John Waters and the finest of the Corny Collins hair-hoppers must gnash their teeth and wail in envy at the sight of the towering Czech coiffures in Milos Foreman's 1966 Oscar nominee, Loves of a Blonde.
Dark-eyed Andula looks like a sulky Slavic Sue Lyon. Stuck in the sticks, working in a shoe factory, and looking for love with someone other than one of the many married reservists in town, she builds a one-night stand with a jazz pianist into something more and heads off to Praha, suitcase in hand, to visit the bounder. At his address, she finds first his disapproving parents and then his "I made you no promises" self. She returns to the sticks, chastened, bowed, but unbroken.
It's not as heartbreaking as La Vie Rêvée des Anges; not as funny as Sedotta e Abbandonata [tagline: It's All About What Happens After What Should Never Happen Happens!].

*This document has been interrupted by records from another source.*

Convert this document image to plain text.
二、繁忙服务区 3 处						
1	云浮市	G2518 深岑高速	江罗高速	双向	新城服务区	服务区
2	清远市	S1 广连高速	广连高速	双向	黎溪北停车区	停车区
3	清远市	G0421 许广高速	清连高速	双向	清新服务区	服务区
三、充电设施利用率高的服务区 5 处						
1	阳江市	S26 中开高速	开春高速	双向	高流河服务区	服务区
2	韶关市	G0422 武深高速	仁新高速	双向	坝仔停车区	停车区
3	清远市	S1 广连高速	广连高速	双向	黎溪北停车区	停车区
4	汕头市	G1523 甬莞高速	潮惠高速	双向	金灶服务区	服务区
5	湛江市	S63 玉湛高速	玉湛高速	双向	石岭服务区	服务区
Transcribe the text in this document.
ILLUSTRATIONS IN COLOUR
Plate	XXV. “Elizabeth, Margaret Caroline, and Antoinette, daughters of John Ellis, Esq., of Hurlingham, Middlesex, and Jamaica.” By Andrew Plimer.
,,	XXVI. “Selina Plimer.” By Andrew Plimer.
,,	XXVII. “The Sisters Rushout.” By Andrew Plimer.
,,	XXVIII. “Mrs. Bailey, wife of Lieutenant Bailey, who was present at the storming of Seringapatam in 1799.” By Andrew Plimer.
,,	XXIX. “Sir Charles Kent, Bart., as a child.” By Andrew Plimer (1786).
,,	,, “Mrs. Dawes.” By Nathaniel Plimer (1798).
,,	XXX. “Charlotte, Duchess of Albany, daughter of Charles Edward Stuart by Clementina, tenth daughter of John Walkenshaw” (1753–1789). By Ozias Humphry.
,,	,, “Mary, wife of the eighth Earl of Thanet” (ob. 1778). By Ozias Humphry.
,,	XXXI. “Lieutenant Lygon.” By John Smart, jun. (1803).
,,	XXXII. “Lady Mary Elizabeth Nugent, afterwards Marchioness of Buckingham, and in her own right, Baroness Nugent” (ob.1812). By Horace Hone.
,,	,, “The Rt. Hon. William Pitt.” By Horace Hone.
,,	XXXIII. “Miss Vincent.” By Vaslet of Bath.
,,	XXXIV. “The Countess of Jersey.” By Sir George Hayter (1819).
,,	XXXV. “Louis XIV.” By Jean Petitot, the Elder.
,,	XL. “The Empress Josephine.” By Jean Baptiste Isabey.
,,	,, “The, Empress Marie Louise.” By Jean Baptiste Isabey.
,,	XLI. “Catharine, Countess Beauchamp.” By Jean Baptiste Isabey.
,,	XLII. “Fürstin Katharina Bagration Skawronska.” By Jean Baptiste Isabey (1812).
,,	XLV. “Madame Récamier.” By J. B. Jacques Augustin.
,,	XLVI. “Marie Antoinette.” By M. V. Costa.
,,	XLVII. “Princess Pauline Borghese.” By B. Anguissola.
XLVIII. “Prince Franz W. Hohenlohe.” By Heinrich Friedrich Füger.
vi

So much for the plot. Let's talk about the mournful yet funny mood, the crystalline perfection of the black and white cinematography--so sharp it's the visual equivalent of a waft of wood smoke on a crisp fall night and tinged with the same hint of decay. It is super rueful Eastern Block austerity in a way Jim Jarmusch has only dreamed of replicating. And yet it is also the dreamiest jump-cut New Wave wonder this side of À bout de souffle.
At times, scenes play like straight documentary, especially in the first section, and given the conditions and financial straits under which filming occurred, they probably nearly were. In particular, there is a long sequence in a dance hall where the factory girls and the middle-aged reservists [a typically Communist solution to the 16 women for every man conditions] awkwardly flirt and dance. The thick cigarette smoke and pale pilsner in mugs is almost too much to bear. It all feels as real and as beautiful as Wiseman's High School.
The second section, however, the tender, goofy seduction, is so gorgeously lit, framed, and filmed that it could be a series of still photos. Andula's a gorgeous and baleful odelisque. Milda the Prague pianist avows over and over that he has no girlfriend in Prague. Imagine Belmondo and Seberg in bed, only naked and young, without cynicism or posturing or pulling faces. It's that good.
And when Andula travels to Prague in the final section to look for the pianist and finds his quarreling parents, it becomes a kitchen sink drama and Rosselinian neorealist miniature.
There are very few films that once I see them leave me indignant and mad at the whole world about the time that's been squandered living in ignorance of them. Loves of a Blonde is one.